Yes. And it’s a pity that he’s such a clueless comment hog repeatedly engaging in flagrant attempts to drown out everyone else with his sheer volume of words. One wonders what actual conversation with him must be like. One shudders and is glad to be spared that experience.
random.
One wonders what his life is like, and shudders.
Art. Vanderleun is actually concerned for you, his tone notwithstanding.
I am pretty sure this will make no difference, but I will try.
“interconnected” Remember six degrees of separation?
One way or another, most things are connected, if you look hard enough. But most things are connected to a lot of other things, one way or another, and the connections differ in their strength and relevance to a particular question.

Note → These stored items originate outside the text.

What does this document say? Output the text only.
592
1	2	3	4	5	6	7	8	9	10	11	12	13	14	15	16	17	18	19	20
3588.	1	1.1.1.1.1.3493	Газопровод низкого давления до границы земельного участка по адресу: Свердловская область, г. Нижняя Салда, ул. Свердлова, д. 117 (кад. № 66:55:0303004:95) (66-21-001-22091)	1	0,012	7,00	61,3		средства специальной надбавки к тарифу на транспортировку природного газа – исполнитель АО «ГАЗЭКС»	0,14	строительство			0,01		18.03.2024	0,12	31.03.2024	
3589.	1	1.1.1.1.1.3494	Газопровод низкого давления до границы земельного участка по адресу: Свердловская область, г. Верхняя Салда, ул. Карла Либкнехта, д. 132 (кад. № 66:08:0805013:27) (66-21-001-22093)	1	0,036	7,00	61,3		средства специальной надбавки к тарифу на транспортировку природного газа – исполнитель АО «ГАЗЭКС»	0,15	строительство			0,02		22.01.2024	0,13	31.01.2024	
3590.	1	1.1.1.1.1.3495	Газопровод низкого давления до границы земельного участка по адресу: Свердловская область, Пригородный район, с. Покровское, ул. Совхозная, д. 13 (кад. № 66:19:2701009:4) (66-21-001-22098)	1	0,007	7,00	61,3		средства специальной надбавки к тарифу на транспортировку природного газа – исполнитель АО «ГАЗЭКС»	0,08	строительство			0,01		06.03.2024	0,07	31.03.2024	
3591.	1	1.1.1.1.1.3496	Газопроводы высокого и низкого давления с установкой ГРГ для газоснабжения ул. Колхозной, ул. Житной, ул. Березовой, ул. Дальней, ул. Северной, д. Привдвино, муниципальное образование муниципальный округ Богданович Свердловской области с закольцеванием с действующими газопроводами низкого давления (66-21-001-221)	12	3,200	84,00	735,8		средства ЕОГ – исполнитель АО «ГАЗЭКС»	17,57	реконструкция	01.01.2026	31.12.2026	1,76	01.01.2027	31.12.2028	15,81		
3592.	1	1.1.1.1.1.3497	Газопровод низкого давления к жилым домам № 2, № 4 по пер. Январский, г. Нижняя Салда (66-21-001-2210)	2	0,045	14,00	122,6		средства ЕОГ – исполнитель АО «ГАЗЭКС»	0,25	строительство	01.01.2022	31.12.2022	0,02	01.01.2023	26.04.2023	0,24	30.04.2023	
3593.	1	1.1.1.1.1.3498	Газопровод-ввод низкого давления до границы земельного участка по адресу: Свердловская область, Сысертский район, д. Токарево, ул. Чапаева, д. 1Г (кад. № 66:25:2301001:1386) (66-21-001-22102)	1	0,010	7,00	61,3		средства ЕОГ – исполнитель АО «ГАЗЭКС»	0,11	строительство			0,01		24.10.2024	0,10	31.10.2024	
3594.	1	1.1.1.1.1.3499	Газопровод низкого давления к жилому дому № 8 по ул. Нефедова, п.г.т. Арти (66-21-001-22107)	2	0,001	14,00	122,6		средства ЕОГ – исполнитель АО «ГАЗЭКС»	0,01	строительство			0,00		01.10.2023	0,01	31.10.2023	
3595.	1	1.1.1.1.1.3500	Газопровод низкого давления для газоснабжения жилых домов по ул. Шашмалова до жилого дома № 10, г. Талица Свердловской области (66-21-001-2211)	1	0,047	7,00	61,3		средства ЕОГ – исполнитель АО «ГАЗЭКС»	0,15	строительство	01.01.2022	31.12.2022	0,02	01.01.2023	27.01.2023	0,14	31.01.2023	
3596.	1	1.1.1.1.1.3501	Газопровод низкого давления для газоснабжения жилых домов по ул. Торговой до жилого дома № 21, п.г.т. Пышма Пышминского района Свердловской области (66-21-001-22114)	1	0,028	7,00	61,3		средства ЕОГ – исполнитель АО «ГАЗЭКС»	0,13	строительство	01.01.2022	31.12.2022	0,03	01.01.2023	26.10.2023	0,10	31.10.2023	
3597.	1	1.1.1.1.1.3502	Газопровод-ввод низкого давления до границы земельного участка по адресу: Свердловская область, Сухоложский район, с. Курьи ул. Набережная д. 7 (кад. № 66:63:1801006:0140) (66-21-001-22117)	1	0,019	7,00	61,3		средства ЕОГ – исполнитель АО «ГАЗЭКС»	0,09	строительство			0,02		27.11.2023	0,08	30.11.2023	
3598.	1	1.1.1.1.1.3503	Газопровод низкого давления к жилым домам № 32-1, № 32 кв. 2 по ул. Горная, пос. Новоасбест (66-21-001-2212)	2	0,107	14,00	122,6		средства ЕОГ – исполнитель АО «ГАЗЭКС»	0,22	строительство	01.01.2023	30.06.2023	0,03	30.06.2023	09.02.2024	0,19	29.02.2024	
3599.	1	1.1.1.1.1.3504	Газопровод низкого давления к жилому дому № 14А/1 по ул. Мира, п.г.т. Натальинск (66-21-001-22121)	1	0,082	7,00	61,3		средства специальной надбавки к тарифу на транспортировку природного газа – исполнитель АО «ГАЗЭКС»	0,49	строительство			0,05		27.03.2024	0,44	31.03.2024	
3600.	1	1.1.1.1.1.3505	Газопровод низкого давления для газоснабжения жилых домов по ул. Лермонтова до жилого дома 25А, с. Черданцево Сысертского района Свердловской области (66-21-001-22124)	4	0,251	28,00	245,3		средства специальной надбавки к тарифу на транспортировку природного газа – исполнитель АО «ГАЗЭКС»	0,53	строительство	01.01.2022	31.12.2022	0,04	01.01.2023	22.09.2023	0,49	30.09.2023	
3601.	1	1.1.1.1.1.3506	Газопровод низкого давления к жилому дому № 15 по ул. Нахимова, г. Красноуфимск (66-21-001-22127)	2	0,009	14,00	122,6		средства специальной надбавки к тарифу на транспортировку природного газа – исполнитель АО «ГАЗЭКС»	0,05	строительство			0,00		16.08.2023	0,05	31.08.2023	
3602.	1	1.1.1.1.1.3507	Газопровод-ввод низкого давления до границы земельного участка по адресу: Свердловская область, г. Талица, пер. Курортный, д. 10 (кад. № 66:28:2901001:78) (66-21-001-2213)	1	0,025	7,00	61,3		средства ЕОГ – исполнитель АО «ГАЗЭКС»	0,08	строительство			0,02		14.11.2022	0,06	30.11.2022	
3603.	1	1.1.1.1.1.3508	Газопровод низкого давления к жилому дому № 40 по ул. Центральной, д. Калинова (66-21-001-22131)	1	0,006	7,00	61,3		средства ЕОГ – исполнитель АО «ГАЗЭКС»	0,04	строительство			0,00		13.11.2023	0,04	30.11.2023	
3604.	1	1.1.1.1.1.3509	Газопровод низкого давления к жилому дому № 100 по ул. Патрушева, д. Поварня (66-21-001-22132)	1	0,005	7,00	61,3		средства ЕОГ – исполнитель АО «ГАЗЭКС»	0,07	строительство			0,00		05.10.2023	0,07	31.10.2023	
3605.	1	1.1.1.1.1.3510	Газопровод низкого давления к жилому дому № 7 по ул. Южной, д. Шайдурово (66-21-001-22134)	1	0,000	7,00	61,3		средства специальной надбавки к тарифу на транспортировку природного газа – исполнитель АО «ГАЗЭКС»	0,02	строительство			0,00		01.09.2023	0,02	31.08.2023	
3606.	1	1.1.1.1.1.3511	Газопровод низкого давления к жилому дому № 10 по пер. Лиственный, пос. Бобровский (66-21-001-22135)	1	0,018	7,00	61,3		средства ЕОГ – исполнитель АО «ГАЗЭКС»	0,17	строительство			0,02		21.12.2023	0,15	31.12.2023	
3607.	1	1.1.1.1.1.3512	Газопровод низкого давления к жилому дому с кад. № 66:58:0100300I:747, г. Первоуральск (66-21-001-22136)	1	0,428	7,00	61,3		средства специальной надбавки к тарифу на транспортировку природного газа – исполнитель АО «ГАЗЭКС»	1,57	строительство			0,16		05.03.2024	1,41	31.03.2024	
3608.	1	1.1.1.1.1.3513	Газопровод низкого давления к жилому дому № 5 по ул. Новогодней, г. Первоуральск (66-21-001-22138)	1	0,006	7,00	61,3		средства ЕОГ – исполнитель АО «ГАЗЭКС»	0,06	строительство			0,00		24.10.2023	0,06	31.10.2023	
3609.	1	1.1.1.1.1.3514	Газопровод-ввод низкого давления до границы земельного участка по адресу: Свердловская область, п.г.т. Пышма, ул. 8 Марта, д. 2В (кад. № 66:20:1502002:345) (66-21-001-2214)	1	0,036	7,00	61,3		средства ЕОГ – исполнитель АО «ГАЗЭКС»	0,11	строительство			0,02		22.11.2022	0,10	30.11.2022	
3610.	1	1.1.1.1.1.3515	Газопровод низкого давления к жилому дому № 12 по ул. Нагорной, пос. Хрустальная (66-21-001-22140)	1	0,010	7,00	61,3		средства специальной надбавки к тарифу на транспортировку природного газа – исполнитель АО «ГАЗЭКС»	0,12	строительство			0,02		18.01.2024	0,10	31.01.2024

To presume, or at least to try to convince others, that there is only one connection between Fact A and Fact G, is nonsense.
Give you an example: I had a great uncle who was president of Uncas Merchants Bank in Norwich, CT. In the manner of banks, UMB may have owned stock in other banks which owned stock in still other banks which owned stock in firms which owned stock in yet other banks. If you follow it far enough, you almost certainly will find a connection to Kruppenwerk. You think that’s ominous???? Top this. When my father was at Ft. Benning in Infantry OCS in 1944, the FBI came to see him. Apparently the town in upstate NY where he said–CLAIMED–his father had been born did not exist. Upstate NY not being a hotbed of growth, economic or otherwise, the town had gone out of business and the records were with the county. That’s what they want you to think.

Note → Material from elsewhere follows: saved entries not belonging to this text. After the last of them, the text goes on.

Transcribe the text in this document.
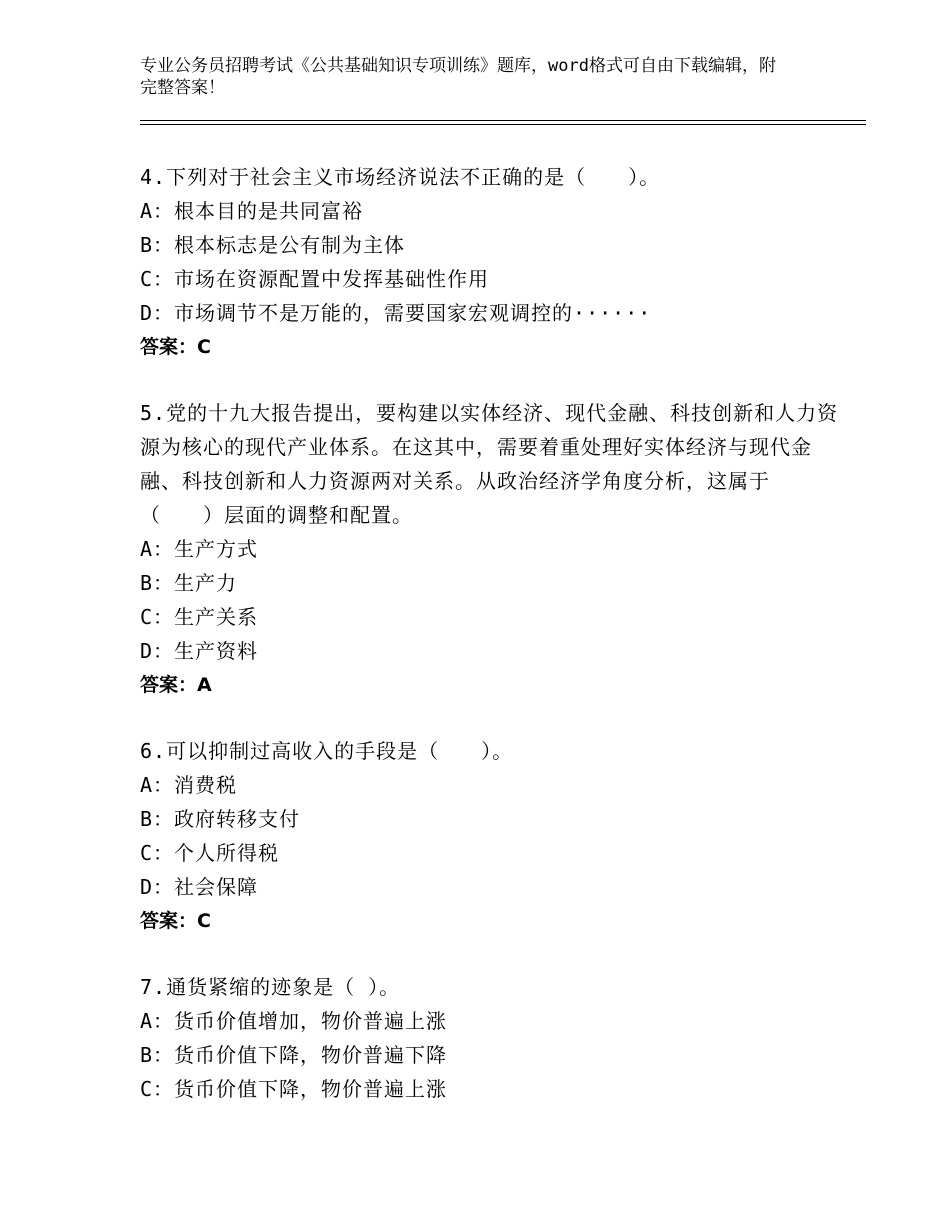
专业公务员招聘考试《公共基础知识专项训练》题库，word格式可自由下载编辑，附完整答案！
4.下列对于社会主义市场经济说法不正确的是（　　）。
A：根本目的是共同富裕
B：根本标志是公有制为主体
C：市场在资源配置中发挥基础性作用
D：市场调节不是万能的，需要国家宏观调控的······
答案：C
5.党的十九大报告提出，要构建以实体经济、现代金融、科技创新和人力资源为核心的现代产业体系。在这其中，需要着重处理好实体经济与现代金融、科技创新和人力资源两对关系。从政治经济学角度分析，这属于（　　）层面的调整和配置。
A：生产方式
B：生产力
C：生产关系
D：生产资料
答案：A
6.可以抑制过高收入的手段是（　　）。
A：消费税
B：政府转移支付
C：个人所得税
D：社会保障
答案：C
7.通货紧缩的迹象是（ ）。
A：货币价值增加，物价普遍上涨
B：货币价值下降，物价普遍下降
C：货币价值下降，物价普遍上涨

Absolute proof the Aubreys were a German plant. Cagey bastards got a sergeant with Wolfe’s army to demob in Canada after the Plains of Abraham and wait for orders.
Art. I’m trying to be facetious here, but I’m making more sense than you are.
Neo,
I fully agree on Bugliosi. I haven’t read his book on the Kennedy assassination, but I’ve seen him interviewed on C-SPAN or Booknotes a couple of times. (Still available, I believe.) He’s compelling. Helter Skelter, which I read one afternoon sitting down on the aisle of my college bookstore, is also a great read.
Very interesting article!
There are a lot of theories out there on the JFK assassination. I tried to list them all in my book “The JFK Assassination Theories” and reached 67!
The book is now available on the Kindle for those interested: http://amzn.to/qFTkyH
And right on cue, an assassination conspiracist spammer in the comment above.